With respect to NRVO, this const is harmless. But still, this const cannot increase your performance! All it can do is lurk, eager to decrease performance if you get careless.

The below code (Godbolt) is identical to the above code, except I’ve added a single early return. NRVO is still technically possible, but neither Clang nor GCC (as of this writing) perform it. So they fall back on implicit move; but implicit move can’t pilfer, because result is const-qualified. result is copy-constructed into the return slot.

std::string g(bool early) {
    if (early)
        return "";
    const std::string result = "hello";
    return result; // oops
}

Conclusion: Don’t const all the things

  • Definitely don’t const-qualify function return types. Return-by-const-value has only downsides, no upsides.

  • Definitely don’t const-qualify the data members of value-semantic class types.

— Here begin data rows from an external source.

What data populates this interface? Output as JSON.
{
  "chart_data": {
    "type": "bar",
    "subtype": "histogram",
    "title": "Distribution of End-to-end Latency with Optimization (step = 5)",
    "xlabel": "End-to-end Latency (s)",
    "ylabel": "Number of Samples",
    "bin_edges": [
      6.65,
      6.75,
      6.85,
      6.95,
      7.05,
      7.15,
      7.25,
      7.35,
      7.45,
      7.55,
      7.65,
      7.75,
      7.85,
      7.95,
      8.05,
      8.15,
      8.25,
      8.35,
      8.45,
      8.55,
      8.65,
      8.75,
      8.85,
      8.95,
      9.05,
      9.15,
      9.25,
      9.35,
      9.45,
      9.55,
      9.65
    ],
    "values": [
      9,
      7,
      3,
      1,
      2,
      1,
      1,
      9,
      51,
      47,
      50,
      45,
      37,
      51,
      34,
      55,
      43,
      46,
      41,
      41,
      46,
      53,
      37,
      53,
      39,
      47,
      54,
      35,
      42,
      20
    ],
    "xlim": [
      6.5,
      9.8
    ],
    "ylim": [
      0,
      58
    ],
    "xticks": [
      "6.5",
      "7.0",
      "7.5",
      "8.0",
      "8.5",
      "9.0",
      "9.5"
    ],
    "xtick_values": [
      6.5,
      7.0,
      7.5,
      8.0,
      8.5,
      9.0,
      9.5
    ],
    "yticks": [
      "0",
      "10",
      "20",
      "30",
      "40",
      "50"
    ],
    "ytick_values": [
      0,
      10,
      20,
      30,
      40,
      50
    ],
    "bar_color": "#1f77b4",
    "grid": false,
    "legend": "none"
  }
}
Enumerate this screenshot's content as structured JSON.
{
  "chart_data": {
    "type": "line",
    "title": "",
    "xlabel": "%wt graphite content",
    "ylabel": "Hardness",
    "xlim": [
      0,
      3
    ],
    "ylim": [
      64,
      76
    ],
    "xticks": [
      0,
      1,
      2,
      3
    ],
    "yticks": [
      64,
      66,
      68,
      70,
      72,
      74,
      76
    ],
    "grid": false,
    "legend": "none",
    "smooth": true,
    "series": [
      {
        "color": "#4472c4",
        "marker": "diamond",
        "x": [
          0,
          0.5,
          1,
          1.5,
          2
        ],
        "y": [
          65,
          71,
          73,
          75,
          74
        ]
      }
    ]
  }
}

  • Don’t const-qualify the data members of polymorphic (or otherwise immobile) class types. Having one simple rule for all data members saves brain cells. Use private to enforce class invariants.

  • Don’t const-qualify function parameters — except by accident, when you mean to write const X& x but forget the ampersand. Pass-by-const-value indicates typos. Fix your typos.

  • Rarely, if ever, should you const-qualify local variables. Prefer to refactor so that each variable’s purpose is clear and each scope fits on a single screen.

But of course:

  • Do write const-correct code. For example, const-qualify member functions when you intend them to be callable even on an object you can’t modify.

  • Do pass expensive types by const reference.

const is one of the most important keywords in C++. It has a place. But that place is not “everywhere.”